Since white-nose syndrome was discovered, it has been confirmed in 16 states and is suspected in three others. Three of those states, Oklahoma, Missouri and Tennessee, border Arkansas, but white-nose syndrome has only been confirmed from Tennessee.
"We're glad that white-nose syndrome has not been identified in any caves on the Ozark-St. Francis National Forests," said Judith Henry, Forest Supervisor. "We plan to remain vigilant when it comes to doing everything we can to reduce the chance for the disease to move into caves we manage."

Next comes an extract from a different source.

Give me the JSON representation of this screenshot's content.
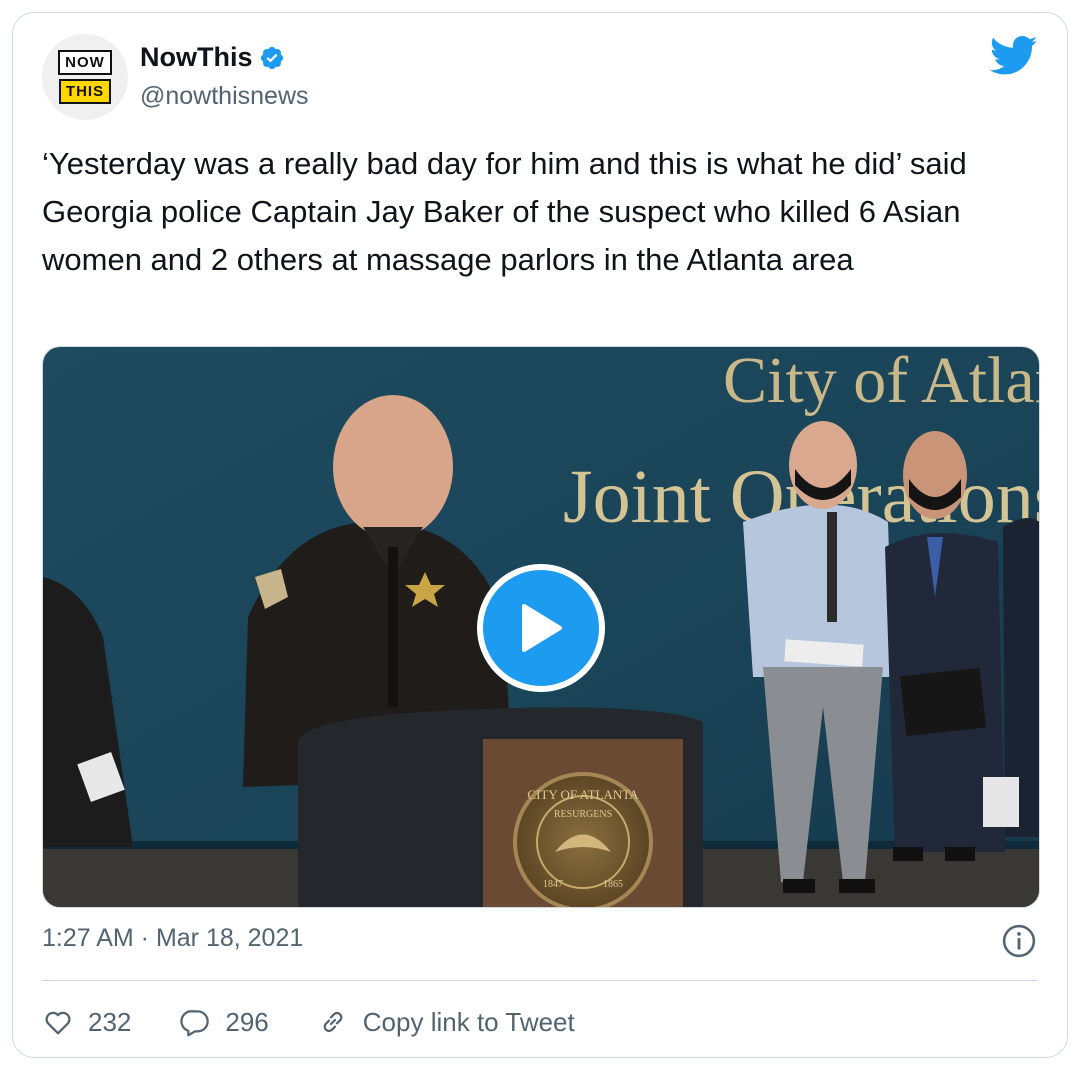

All caves on AGFC-owned property have been closed to public access because the fungus responsible for white-nose syndrome can be spread on clothing and caving equipment. All caves and mines in the Ouachita National Forest have been closed to public access. The Ozark-St. Francis National Forest also has closed all caves and mines, except Blanchard Springs Caverns near Mountain View, a popular show cave. Strict white-nose syndrome protocols are being followed at Blanchard Springs Caverns to prevent the introduction of the fungus that causes white-nose syndrome.